Grok Parsing an Internal JSON Part (IMAP Plugin)

I Am familiar with Grok and Regexes , I Have the following Logstash Conf file :

Basically it uses the IMAP Plugin in order to read Emails that are sent into the mailbox , As you can see - it tries to parse out (grok) a specific data from the email in order to parse the JSON Part

The Plugin :

input {
imap {
host => "imap.gmail.com"
user => "user@pork.com"
password => "pass"
port => 993
secure => true
fetch_count => 100
check_interval => 10
}
} 

#Grokking the Message #
filter {
grok {
#match => {"message" => "Full Response\:\\n%{GREEDYDATA:json}\}"}
match => {"message" => "Full Response: %{GREEDYDATA:json}\}"}
#match => {"message" => "(?<json>Full Response:\\n(.|\r|\n)*)"}
break_on_match => false

}

json { source => "json"
add_tag => "Parsed"
}

output {
file {
path => "/tmp/emailtmp.log"
}
stdout {
codec => rubydebug }
}

For some reason i keep recieving __grokparsefailure and the JSON is , ofcourse , not parsed - I Only need the JSON Part (After the Full Response)
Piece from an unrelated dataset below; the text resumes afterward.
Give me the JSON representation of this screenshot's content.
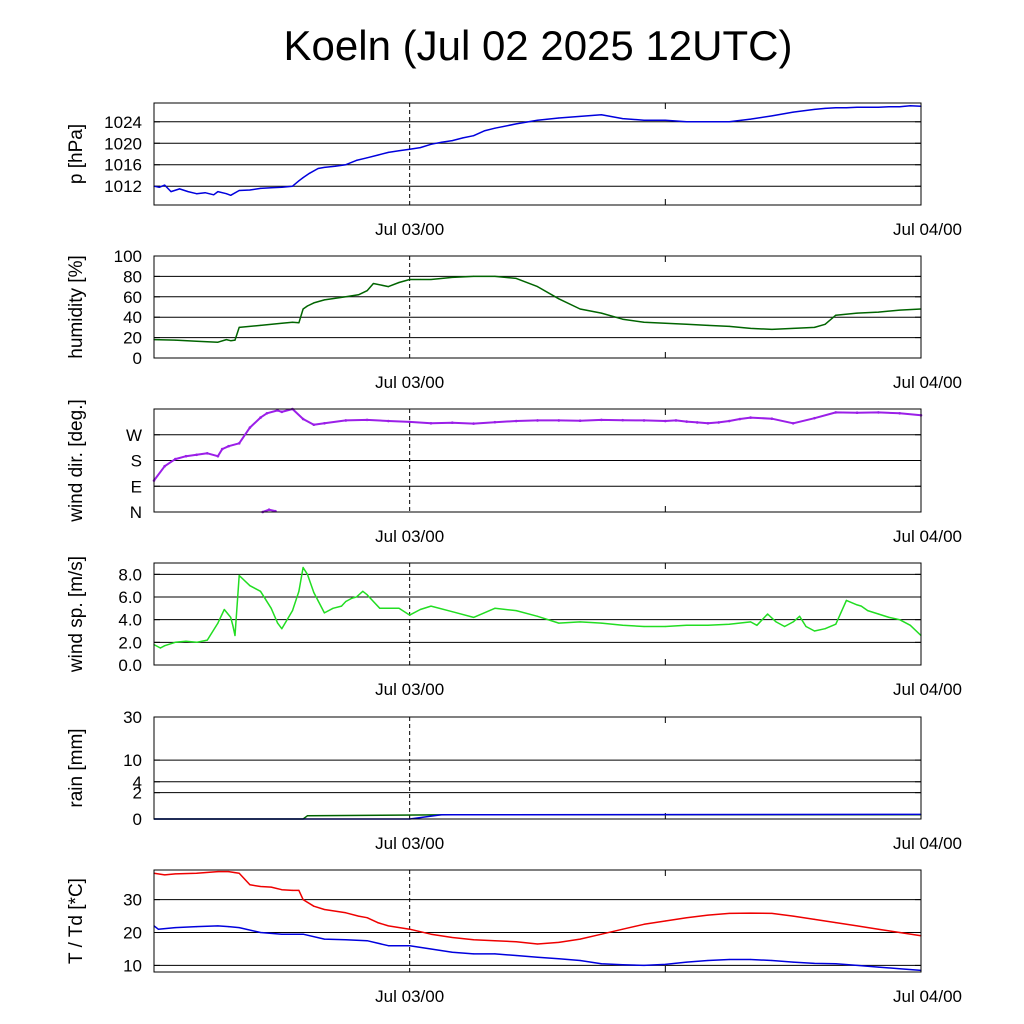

Tried various ways , any idea ?

Thanks!

Email Body available here - >

http://pastebin.com/wtmJztB5

grok doesn't like line returns.

So before the grok filter, I advice you to replace all line returns by a space.

Hi ,
Do you mean GSubbing /r/n to /s?

Ok , Managed Via this :slight_smile:

filter {
mutate {
    gsub => [
    "message", "[\\?#-]", "",
    "message", "\n", " "
]}

grok { match => {"message" => "(?<json_raw>\{.+?\}})"}}

Now , I have the folowing Json in a field called json_raw

Json looks escaped

IE

{"md5":"809e29c9765542645c882dddad35","internalID":3821800,"submitDate":"20160T02:40:48.0000700","versionID":"20160317_3820030","batch":"api_c14ca113752f98ce","url":" http://www.porkalolza.co.il/עי1עמק_%D}

Any idea how to parse this ? using the json filter results in jsonparsefailure

json filter is the right filter to do the job.

Looking to your json, it seems that a " miss at the end just before }

If it's not this, can you give the full error message that json filter raises.

Its not the full JSON - The Json looks like this :

http://pastebin.com/53He3BPn

The problem is that your json is invalid.
You have some values that are HTML, and where you have " as attribute delimiter, like here :
,\"location\":\"<iframe id=\"a61d045b\" name=\"a61d045b\"

These html attribute delimiters (") are in conflict with json value delimiters (").

So, to work, you must transform each html value into a valid json value. For example, replacing " by '